Vine a Boon porque me dijeron que acá nació uno de los padres de la música, un tal Ludwig Van Beethoven. No sobra decir que en la Universidad de Hannover conversé con Thomas Czerner acerca del proyecto de investigación ConnecCaribbean, que por segundo año consecutivo me permite visitar tierras germanas. En el Instituto Latinoamericano de la Universidad Libre de Berlín, invitado por Susanne Klengel, hablé a un nutrido grupo de estudiantes de doctorado, acerca de la disímil recepción en Colombia de dos autores enormes como García Márquez y Germán Espinosa. En un bar de Frankfurt, a orillas del Meno, bebiendo cerveza como un marinero, presencié el antiguo enfrentamiento de dos monstruos modernos, Lio Messi y Kylian Mbappé. Pero ahora estaba ahí, había cruzado el océano y estaba ahí, con lo que tenía, literalmente bajo cero y a la intemperie, frente a aquel caserón color guayaba de tres plantas donde vino al mundo el soberbio, el inconmensurable, el irrepetible compositor de la Novena Sinfonía.

Para algunos despistados del mundo, que son los más, Beethoven no es más que un perrote que popularizó el decadente cine norteamericano; para otros, el compositor del celebérrimo “tatatatán”, que usan los cuenteros más humildes en todo el ancho mundo para imprimir suspenso a sus narraciones sin necesidad de haber escuchado previamente la Quinta Sinfonía del hijo más memorable de Boon, esta espléndida ciudad universitaria ubicada a orillas del Rin. Unos pocos, ya más entendidos, pero igual de tristes, consiguen vincularlo con el Himno de la Alegría.

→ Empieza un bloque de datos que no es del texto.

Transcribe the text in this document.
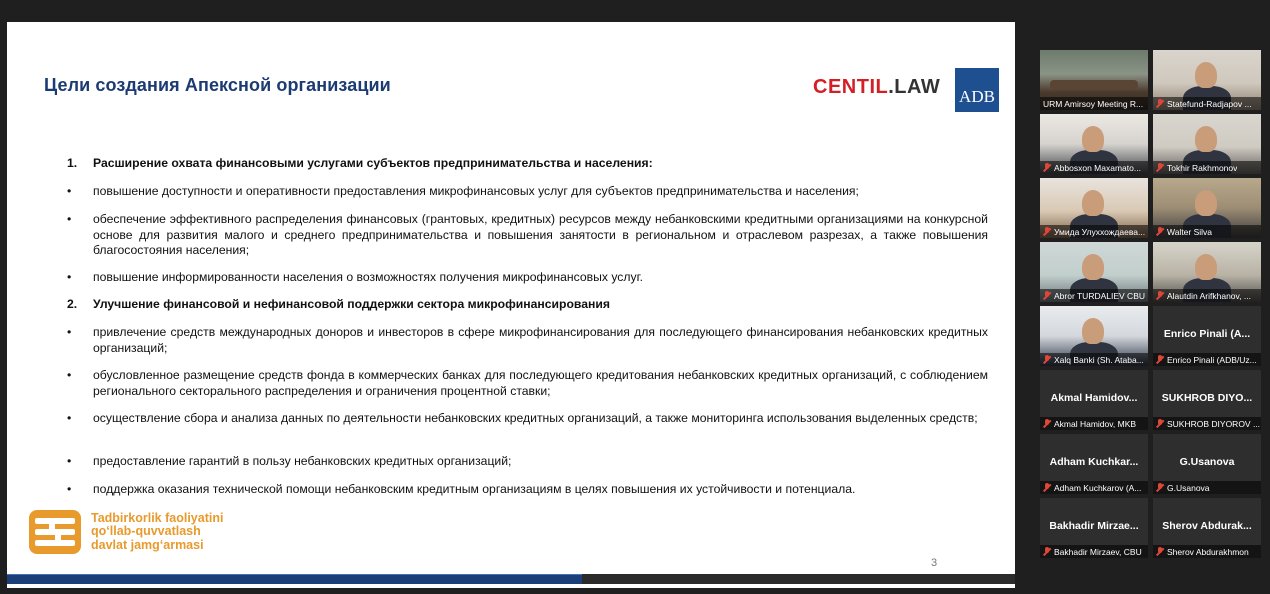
Цели создания Апексной организации	CENTIL.LAW ADB
1.	Расширение охвата финансовыми услугами субъектов предпринимательства и населения:
•	повышение доступности и оперативности предоставления микрофинансовых услуг для субъектов предпринимательства и населения;
•	обеспечение эффективного распределения финансовых (грантовых, кредитных) ресурсов между небанковскими кредитными организациями на конкурсной основе для развития малого и среднего предпринимательства и повышения занятости в региональном и отраслевом разрезах, а также повышения благосостояния населения;
•	повышение информированности населения о возможностях получения микрофинансовых услуг.
2.	Улучшение финансовой и нефинансовой поддержки сектора микрофинансирования
•	привлечение средств международных доноров и инвесторов в сфере микрофинансирования для последующего финансирования небанковских кредитных организаций;
•	обусловленное размещение средств фонда в коммерческих банках для последующего кредитования небанковских кредитных организаций, с соблюдением регионального секторального распределения и ограничения процентной ставки;
•	осуществление сбора и анализа данных по деятельности небанковских кредитных организаций, а также мониторинга использования выделенных средств;
•	предоставление гарантий в пользу небанковских кредитных организаций;
•	поддержка оказания технической помощи небанковским кредитным организациям в целях повышения их устойчивости и потенциала.
Tadbirkorlik faoliyatini
qo‘llab-quvvatlash
davlat jamg‘armasi
3
URM Amirsoy Meeting R...	Statefund-Radjapov ...
Abbosxon Maxamato...	Tokhir Rakhmonov
Умида Улуххождаева...	Walter Silva
Abror TURDALIEV CBU	Alautdin Arifkhanov, ...
Xalq Banki (Sh. Ataba...
Enrico Pinali (A...
Enrico Pinali (ADB/Uz...
Akmal Hamidov...
Akmal Hamidov, MKB
SUKHROB DIYO...
SUKHROB DIYOROV ...
Adham Kuchkar...
Adham Kuchkarov (A...
G.Usanova
G.Usanova
Bakhadir Mirzae...
Bakhadir Mirzaev, CBU
Sherov Abdurak...
Sherov Abdurakhmon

Como se sabe, sin embargo, la vida del genio de Boon no fue muy alegre. Su vida fue un largo escalofrío de padecimientos físicos, de enfermedades. Con todo, su obra, magistral y perdurable, sigue siendo un enigma. Retrocedo un par de pasos para tomar una fotografía a la casa. Un viejo que pasa se detiene de pronto, intrigado, aguza la vista y lee la placa conmemorativa. Tengo la impresión de que ha pasado mil veces por su frente y solo en ese momento ha descubierto la música que guarda.

El viejo sigue su camino, murmurando algo incomprensible. Me voy a un Café de la esquina, “C'est la vie”, se llama. Me siento en la terraza para poder seguir viendo la casa y ordeno un espresso. En plena víspera de Navidad, me resulta curioso el compositor que me preocupa. Debería estar escuchando el piano de Ricardo Ray, pero lo que escucho es la melodía sublime Para Elisa. Me acuerdo entonces del más icónico de los padecimientos de Beethoven: su sordera.

Me traen el espresso y lo bebo de un sorbo. Un compositor sordo es como un lector ciego, pienso. Y de golpe aparecen los versos de Borges, siempre Borges: “Nadie rebaje a lágrima o reproche, esta declaración de la maestría de Dios, que con magnífica ironía, me dio a la vez los libros y la noche”. Beethoven precursor de Borges. Interesante, pienso, mientras me dirijo a la estación para tomar un tren a Colonia, y resuenan en mi memoria unas palabras de Beethoven que resumen su tragedia:

“El cielo solo sabe lo que va a ser de mí… me informaron que mi sordera no tiene cura. Ya he maldecido a mi creador y a mi existencia. Usted puede darse cuenta qué triste vida debo tener, viendo que he sido retirado de todo lo que es querido y precioso para mí… debo retirarme de todo”.

Y, sin embargo, como los espíritus verdaderamente grandes, Beethoven supo convertir en arte su tragedia. ¡Feliz Navidad!